Highlights from the ratings report include:
  • The debt-to-equity ratio is very high at 2.23 and currently higher than the industry average, implying increased risk associated with the management of debt levels within the company.
  • JCP's stock share price has done very poorly compared to where it was a year ago: Despite any rallies, the net result is that it is down by 25.72%, which is also worse that the performance of the S&P 500 Index. Investors have so far failed to pay much attention to the earnings improvements the company has managed to achieve over the last quarter. Naturally, the overall market trend is bound to be a significant factor. However, in one sense, the stock's sharp decline last year is a positive for future investors, making it cheaper (in proportion to its earnings over the past year) than most other stocks in its industry.
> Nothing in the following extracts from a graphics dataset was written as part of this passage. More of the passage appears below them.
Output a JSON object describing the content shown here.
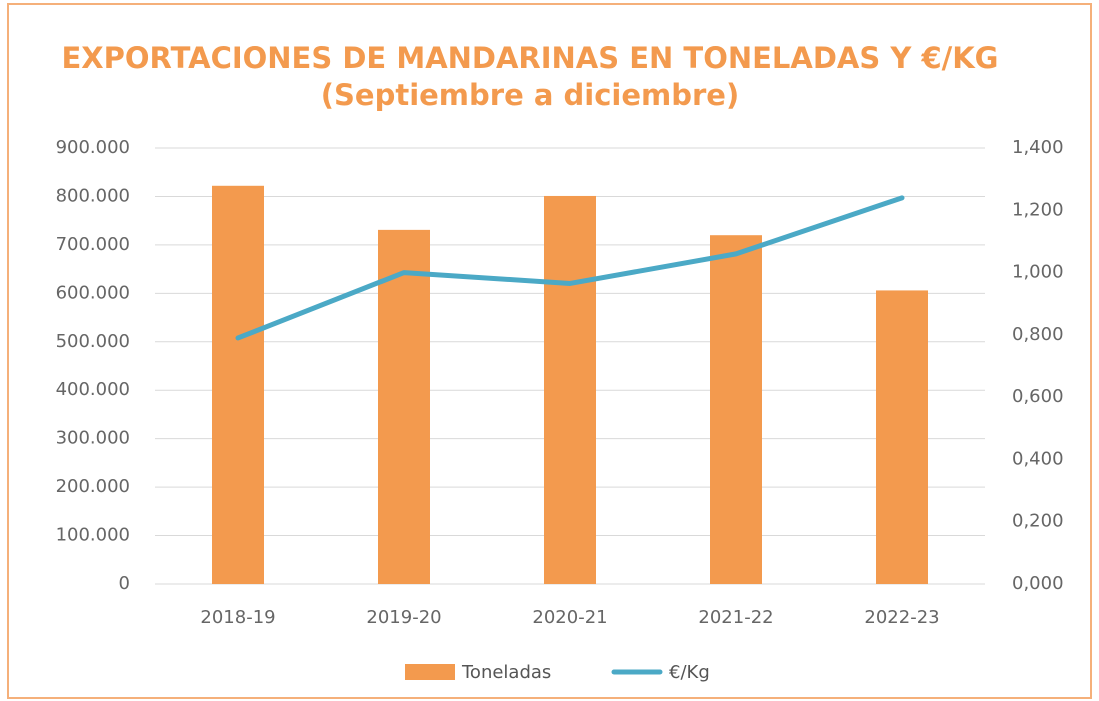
{
  "chart_data": {
    "type": "bar",
    "title": "EXPORTACIONES DE MANDARINAS EN TONELADAS Y €/KG",
    "subtitle": "(Septiembre a diciembre)",
    "categories": [
      "2018-19",
      "2019-20",
      "2020-21",
      "2021-22",
      "2022-23"
    ],
    "series": [
      {
        "name": "Toneladas",
        "type": "bar",
        "color": "#f39a4e",
        "values": [
          822000,
          731000,
          801000,
          720000,
          606000
        ]
      },
      {
        "name": "€/Kg",
        "type": "line",
        "axis": "y2",
        "color": "#4ba9c6",
        "values": [
          0.79,
          1.0,
          0.965,
          1.06,
          1.24
        ]
      }
    ],
    "ylim": [
      0,
      900000
    ],
    "yticks": [
      0,
      {
        "value": 100000,
        "label": "100.000"
      },
      {
        "value": 200000,
        "label": "200.000"
      },
      {
        "value": 300000,
        "label": "300.000"
      },
      {
        "value": 400000,
        "label": "400.000"
      },
      {
        "value": 500000,
        "label": "500.000"
      },
      {
        "value": 600000,
        "label": "600.000"
      },
      {
        "value": 700000,
        "label": "700.000"
      },
      {
        "value": 800000,
        "label": "800.000"
      },
      {
        "value": 900000,
        "label": "900.000"
      }
    ],
    "y2lim": [
      0,
      1.4
    ],
    "y2ticks": [
      {
        "value": 0,
        "label": "0,000"
      },
      {
        "value": 0.2,
        "label": "0,200"
      },
      {
        "value": 0.4,
        "label": "0,400"
      },
      {
        "value": 0.6,
        "label": "0,600"
      },
      {
        "value": 0.8,
        "label": "0,800"
      },
      {
        "value": 1.0,
        "label": "1,000"
      },
      {
        "value": 1.2,
        "label": "1,200"
      },
      {
        "value": 1.4,
        "label": "1,400"
      }
    ],
    "grid": true,
    "legend": "bottom"
  }
}
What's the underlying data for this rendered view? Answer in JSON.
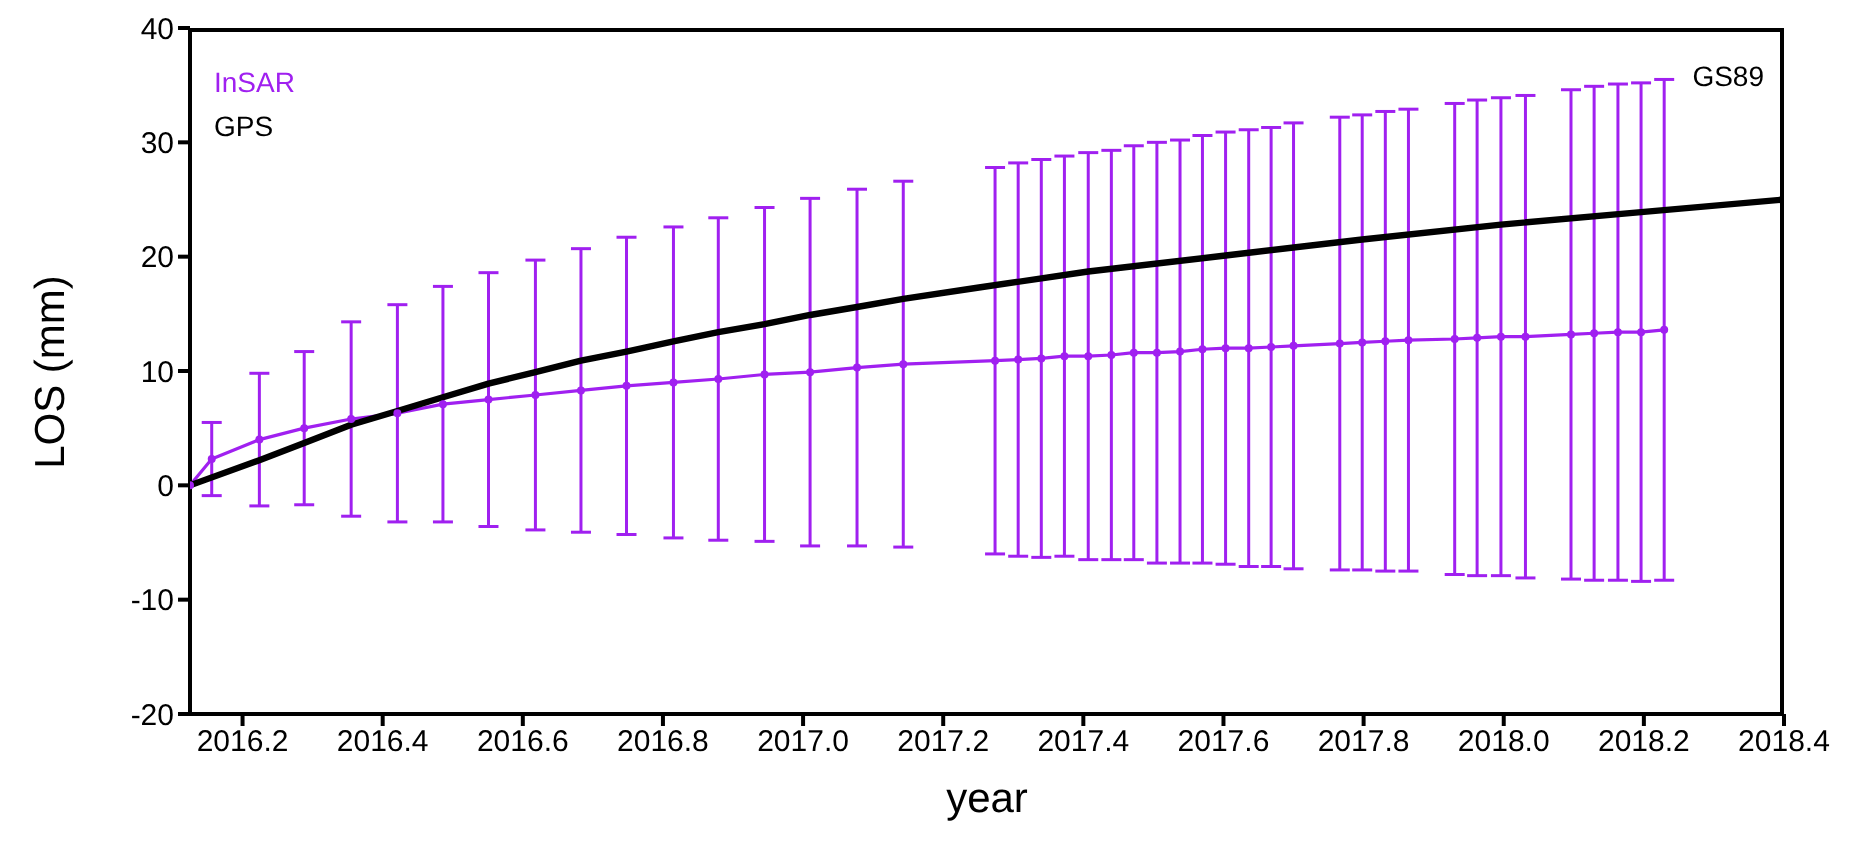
{
  "chart_data": {
    "type": "line",
    "xlabel": "year",
    "ylabel": "LOS (mm)",
    "annotations": [
      "GS89"
    ],
    "legend": "top left",
    "xlim": [
      2016.125,
      2018.4
    ],
    "xticks": [
      {
        "value": 2016.2,
        "label": "2016.2"
      },
      {
        "value": 2016.4,
        "label": "2016.4"
      },
      {
        "value": 2016.6,
        "label": "2016.6"
      },
      {
        "value": 2016.8,
        "label": "2016.8"
      },
      {
        "value": 2017.0,
        "label": "2017.0"
      },
      {
        "value": 2017.2,
        "label": "2017.2"
      },
      {
        "value": 2017.4,
        "label": "2017.4"
      },
      {
        "value": 2017.6,
        "label": "2017.6"
      },
      {
        "value": 2017.8,
        "label": "2017.8"
      },
      {
        "value": 2018.0,
        "label": "2018.0"
      },
      {
        "value": 2018.2,
        "label": "2018.2"
      },
      {
        "value": 2018.4,
        "label": "2018.4"
      }
    ],
    "ylim": [
      -20,
      40
    ],
    "yticks": [
      -20,
      -10,
      0,
      10,
      20,
      30,
      40
    ],
    "series": [
      {
        "name": "InSAR",
        "color": "#a020f0",
        "marker": "circle",
        "x": [
          2016.125,
          2016.156,
          2016.224,
          2016.288,
          2016.355,
          2016.421,
          2016.486,
          2016.551,
          2016.618,
          2016.683,
          2016.748,
          2016.815,
          2016.879,
          2016.945,
          2017.01,
          2017.077,
          2017.143,
          2017.274,
          2017.307,
          2017.34,
          2017.373,
          2017.407,
          2017.44,
          2017.472,
          2017.505,
          2017.538,
          2017.57,
          2017.603,
          2017.636,
          2017.668,
          2017.7,
          2017.766,
          2017.798,
          2017.831,
          2017.864,
          2017.93,
          2017.962,
          2017.996,
          2018.031,
          2018.096,
          2018.129,
          2018.163,
          2018.196,
          2018.229
        ],
        "values": [
          0,
          2.3,
          4.0,
          5.0,
          5.8,
          6.3,
          7.1,
          7.5,
          7.9,
          8.3,
          8.7,
          9.0,
          9.3,
          9.7,
          9.9,
          10.3,
          10.6,
          10.9,
          11.0,
          11.1,
          11.3,
          11.3,
          11.4,
          11.6,
          11.6,
          11.7,
          11.9,
          12.0,
          12.0,
          12.1,
          12.2,
          12.4,
          12.5,
          12.6,
          12.7,
          12.8,
          12.9,
          13.0,
          13.0,
          13.2,
          13.3,
          13.4,
          13.4,
          13.6
        ],
        "errors": [
          null,
          3.2,
          5.8,
          6.7,
          8.5,
          9.5,
          10.3,
          11.1,
          11.8,
          12.4,
          13.0,
          13.6,
          14.1,
          14.6,
          15.2,
          15.6,
          16.0,
          16.9,
          17.2,
          17.4,
          17.5,
          17.8,
          17.9,
          18.1,
          18.4,
          18.5,
          18.7,
          18.9,
          19.1,
          19.2,
          19.5,
          19.8,
          19.9,
          20.1,
          20.2,
          20.6,
          20.8,
          20.9,
          21.1,
          21.4,
          21.6,
          21.7,
          21.8,
          21.9
        ]
      },
      {
        "name": "GPS",
        "color": "#000000",
        "marker": "none",
        "x": [
          2016.125,
          2016.224,
          2016.288,
          2016.355,
          2016.421,
          2016.486,
          2016.551,
          2016.618,
          2016.683,
          2016.748,
          2016.815,
          2016.879,
          2016.945,
          2017.01,
          2017.077,
          2017.143,
          2017.251,
          2017.407,
          2017.603,
          2017.798,
          2017.996,
          2018.196,
          2018.4
        ],
        "values": [
          0,
          2.2,
          3.7,
          5.3,
          6.5,
          7.7,
          8.9,
          9.9,
          10.9,
          11.7,
          12.6,
          13.4,
          14.1,
          14.9,
          15.6,
          16.3,
          17.3,
          18.7,
          20.1,
          21.5,
          22.8,
          23.9,
          25.0
        ]
      }
    ]
  }
}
But due to other concerns, we feel the stock is still not a good buy right now.
  • The company's current return on equity greatly increased when compared to its ROE from the same quarter one year prior. This is a signal of significant strength within the corporation. Compared to other companies in the Multiline Retail industry and the overall market, PENNEY (J C) CO's return on equity significantly trails that of both the industry average and the S&P 500.
  • Regardless of the drop in revenue, the company managed to outperform against the industry average of 3.6%. Since the same quarter one year prior, revenues slightly dropped by 0.5%. The declining revenue has not hurt the company's bottom line, with increasing earnings per share.
  • PENNEY (J C) CO reported significant earnings per share improvement in the most recent quarter compared to the same quarter a year ago. This company has reported somewhat volatile earnings recently. But, we feel it is poised for EPS growth in the coming year. During the past fiscal year, PENNEY (J C) CO reported poor results of -$6.07 versus -$4.49 in the prior year. This year, the market expects an improvement in earnings (-$2.58 versus -$6.07).